Cassazione civile sez. I, 23/09/2021, (ud. 23/06/2021, dep. 23/09/2021), n.25910

LA CORTE SUPREMA DI CASSAZIONE

SEZIONE PRIMA CIVILE

Composta dagli Ill.mi Sigg.ri Magistrati:

Dott. SCALDAFERRI Andrea – Presidente –

Dott. DI MARZIO Mauro – Consigliere –

Dott. TRICOMI Laura – rel. Consigliere –

Dott. VELLA Paola – Consigliere –

Dott. AMATORE Roberto – Consigliere –

ha pronunciato la seguente:

ORDINANZA

sul ricorso 10850/2020 proposto da:

U.K., domiciliato in Roma, P.zza Cavour, presso la

Cancelleria Civile della Corte di Cassazione, rappresentato e difeso

dall’Avvocato Enrica Gianola Bazzini, giusta procura in calce al

ricorso;

– ricorrente –

contro

Ministero dell’Interno, in persona del Ministro pro tempore,

elettivamente domiciliato in Roma Via dei Portoghesi 12 presso

l’Avvocatura Generale dello Stato, che lo rappresenta e difende;

– resistente –

avverso la sentenza n. 2259 della CORTE di APPELLO di BOLOGNA,

depositata il 01/08/2019;

udita la relazione della causa svolta nella Camera di consiglio del

23/06/2021 da Dott. TRICOMI LAURA.

 

Fatto

RITENUTO

che:

La Corte di appello di Bologna, con la sentenza in epigrafe indicata, ha rigettato la domanda di riconoscimento della protezione internazionale in tutte le forme presentata da U.K., nato in (OMISSIS), il quale ha proposto ricorso per cassazione con tre mezzi; il Ministero dell’Interno ha depositato mero atto di costituzione.

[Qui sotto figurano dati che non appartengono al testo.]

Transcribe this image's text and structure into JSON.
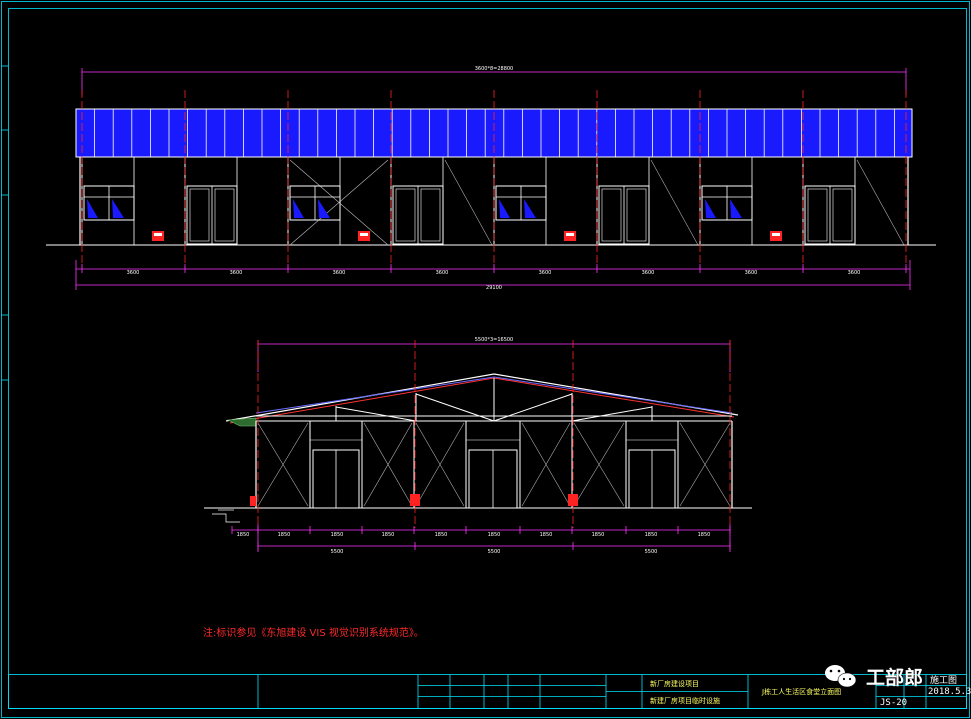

Il ricorrente – che aveva narrato di essere fuggito per timore di essere perseguitato ed ucciso da appartenenti a (OMISSIS), contro cui aveva combattuto, oltre che dalle forze governative, di cui aveva fatto parte in qualità di poliziotto e che aveva abbandonato durante l’espletamento delle sue missioni contro (OMISSIS) – non è stato ritenuto credibile per la genericità e la contraddittorietà delle dichiarazioni, all’esito di un’ampia disamina delle stesse, con l’ulteriore considerazione che, anche a voler ritenere credibile il racconto, doveva escludersi che l’appellante potesse fruire della tutela invocata per l’assenza dei presupposti richiesti per le varie forme di protezione. La documentazione prodotta per comprovare l’appartenenza alle forze armate non è stata considerata utilizzabile, perché priva di valore processuale in quanto non legalizzata.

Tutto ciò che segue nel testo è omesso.